Partisans would be smarter to keep their eyes on issues where the Court is closely divided.
Private property cases like the Kelo decision might go differently with Brett Kavanaugh on the Supreme Court instead of swing-voter Anthony Kennedy. In that case, Kennedy joined the Court's four liberals in affirming the government's right to seize privately owned land and give it to other private landowners who might pay more in taxes.
Kennedy voted "for the bad guys," says Shapiro, adding optimistically, "Kavanaugh could very well be the fifth vote to overturn Kelo."
Also, affirmative action faces challenges. A lawsuit accusing Harvard of discriminating against Asian-Americans may reach the court soon.
Shapiro says, "Kavanaugh could provide the fifth vote to overturn that 40-year-old experiment with using racial preferences to promote some kind of nebulous diversity."

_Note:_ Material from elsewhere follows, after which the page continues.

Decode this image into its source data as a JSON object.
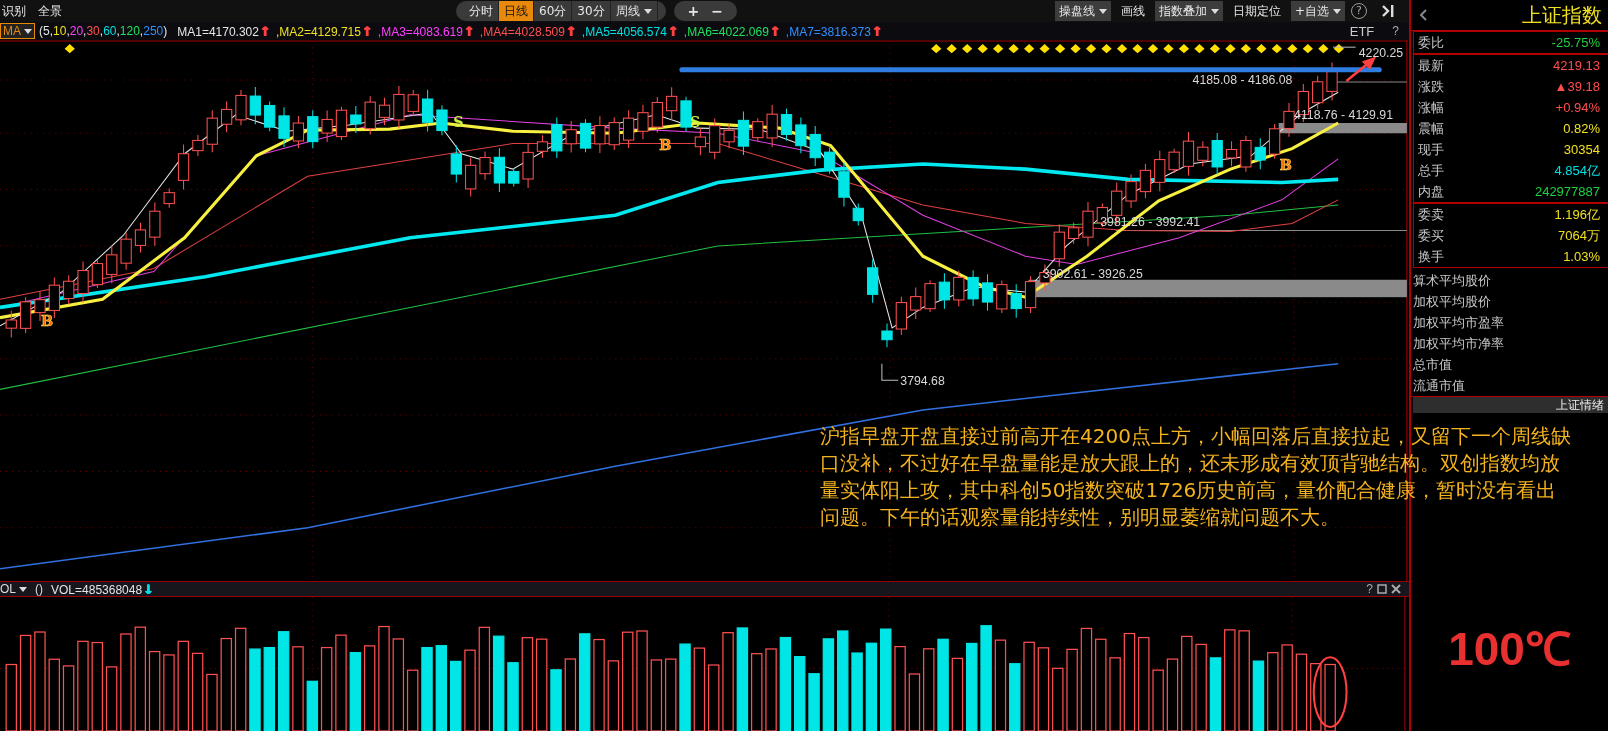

Kavanaugh also has a history of reining in government regulators—"all these alphabet agencies that increasingly intrude in people's lives," as Shapiro puts it. "He has written at length that the government keeps doing things that it doesn't have the power to do."
At the White House, the day he was nominated, Kavanaugh made a point of saying, "The Constitution's separation of powers protects individual liberty."
That was good to hear.
As a judge in D.C., Kavanaugh voted to strike down some environmental rules. "I like the idea of clean air and clean water," says Shapiro, "but the EPA has taken a lot of liberties."